Das Schnürli am Wiggis


Publiziert von tricky Pro , 22. November 2015 um 19:16.

Region: Welt » Schweiz » Glarus
Tour Datum:19 November 2015
Wandern Schwierigkeit: T6 - schwieriges Alpinwandern
Klettern Schwierigkeit: III (UIAA-Skala)
Mountainbike Schwierigkeit: L - Leicht fahrbar
Wegpunkte:
Geo-Tags: CH-GL   Oberseegruppe   CH-SG 
Zeitbedarf: 7:30
Aufstieg: 2200 m
Zufahrt zum Ausgangspunkt:Mit dem Bike nach Näfels
Start auch möglich bei P.586 oder Trosegg

Schon einmal ging ich diese Strecke. Aber der letzte Teil, das eigentliche Schnürli lies ich aus. Auch dieses mal wollte es nicht. Ich stieg schon wieder zu hoch. Aber der Reihe nach...

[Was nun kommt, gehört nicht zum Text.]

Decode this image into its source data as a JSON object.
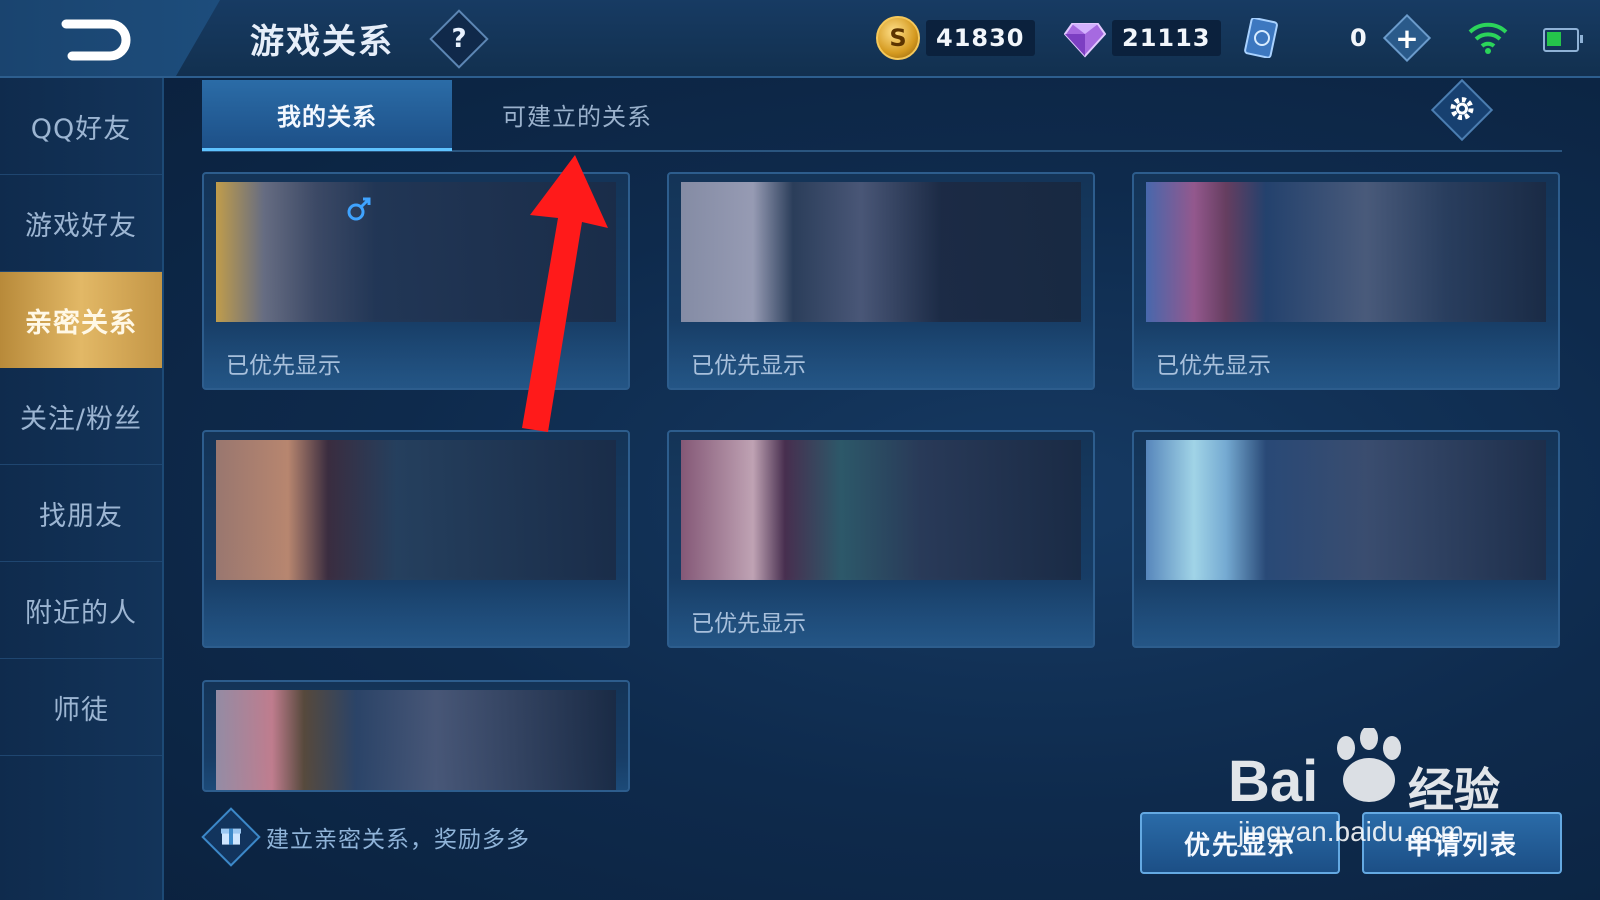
{
  "header": {
    "title": "游戏关系",
    "help_label": "?",
    "gold": "41830",
    "diamonds": "21113",
    "tickets": "0",
    "plus_label": "+"
  },
  "sidebar": {
    "items": [
      {
        "label": "QQ好友"
      },
      {
        "label": "游戏好友"
      },
      {
        "label": "亲密关系"
      },
      {
        "label": "关注/粉丝"
      },
      {
        "label": "找朋友"
      },
      {
        "label": "附近的人"
      },
      {
        "label": "师徒"
      }
    ],
    "active_index": 2
  },
  "tabs": [
    {
      "label": "我的关系"
    },
    {
      "label": "可建立的关系"
    }
  ],
  "cards": [
    {
      "status": "已优先显示"
    },
    {
      "status": "已优先显示"
    },
    {
      "status": "已优先显示"
    },
    {
      "status": ""
    },
    {
      "status": "已优先显示"
    },
    {
      "status": ""
    },
    {
      "status": ""
    }
  ],
  "footer": {
    "tip": "建立亲密关系，奖励多多",
    "priority_button": "优先显示",
    "apply_list_button": "申请列表"
  },
  "watermark": {
    "brand": "Bai",
    "brand_cn": "经验",
    "url": "jingyan.baidu.com"
  },
  "colors": {
    "accent": "#5fc3ff",
    "active_gold": "#e2b866",
    "arrow": "#ff1a1a",
    "background": "#0e2a4c"
  }
}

Geplant ist mit dem Bike die Tour zu starten. Ein Platten am Reifen verzögerte meine Abfahrt. Das Bike mit Anhänger stellte ich in den Wald. Zu Fuss weiter ab P.586 990hm via Wiggisboden zum Einstieg der alten Leiter. Der Weg bis dahin ist Trocken und gut zu finden. Die Leiter und das Drahtkabel nicht als Sicherung benutzen. Sehr Abschüssiges Gelände. Einzelne Quergänge die ich nicht mag, sind nicht gesichert. Das letzte mal stieg ich zu früh hoch. Diesmal der Querung weiter bis zum Rücken und danach hoch. Das Schnürli ist von weiter schon zu sehen. Aber wo genau durch die Grosse Rinne (Altigerrus)? Ich stieg wohl wieder zu hoch. Obwohl justus das in seinem Bericht vermerkte. Schon bald befand ich mich im T6+ Gelände. Vorsichtig stieg ich die fast senkrechte Grasflanke etwas runter. Erblickte eine Querung die aber bald immer Steiler wurde Ich mag keine Querungen. Lieber Steilklettern als horizontales Grasboldern. Ich entschied Schluss zu machen. Also nicht mit mir, sondern mit dem Vorhaben. Ansonsten wäre es...
Was nun? Der gleichen Weg zurück wollte ich nicht. Zur Trosegg und danach runter? Nach der Querung. Habe ich schon betont das ich Querungen nicht mag? Stieg ich hoch zum Wiggins via Täli. Das war meine erste schwierige T6 Tour. Um auf das erste Band zu kommen und um die erste Abschüssige Querung auszulassen, stieg ich etwas mehr rechts über die Felsen hoch (lll). Danach folgte ich Toni's Empfehlung dem Band weiter zu folgen. Ein Umweg, aber dafür muss nicht Geklettert werden. Der letzte Teil über die Felsstufen mit dem guterhaltenen Drahtseil. Das Täli war im Vergleich zum vorgehenden ein Spaziergang. Auch hatte ich vor 4 Jahr mehr mühe. Scheine wohl besser geworden zu sein. Dennoch, T6 ll. Der weiter Weg zum Wiggis der gut ersichtlichen rechten Rinne hoch. Der Wind blies schon kräftig. Nun noch über den Grat ll zum Wiggis. Von weitem sehe ich düstere Wolken, ein Unwetter zieht auf. Die Querung zum Rautisattel ist nur zum Teil gesichert. genau die ohne Kette liegt Eis am Boden. Am 16:00 Uhr stand ich auf dem Rautispitz. Der Wind hatte schon Orkanstärke. Mir gefällt wenn die Elemente Leben. Hatte die ganze Zeit den Wind von Hinten. Nun beim Runterlaufen von vorne was noch eine angenehme Bremswirkung hat wenn die Böhen nicht wären.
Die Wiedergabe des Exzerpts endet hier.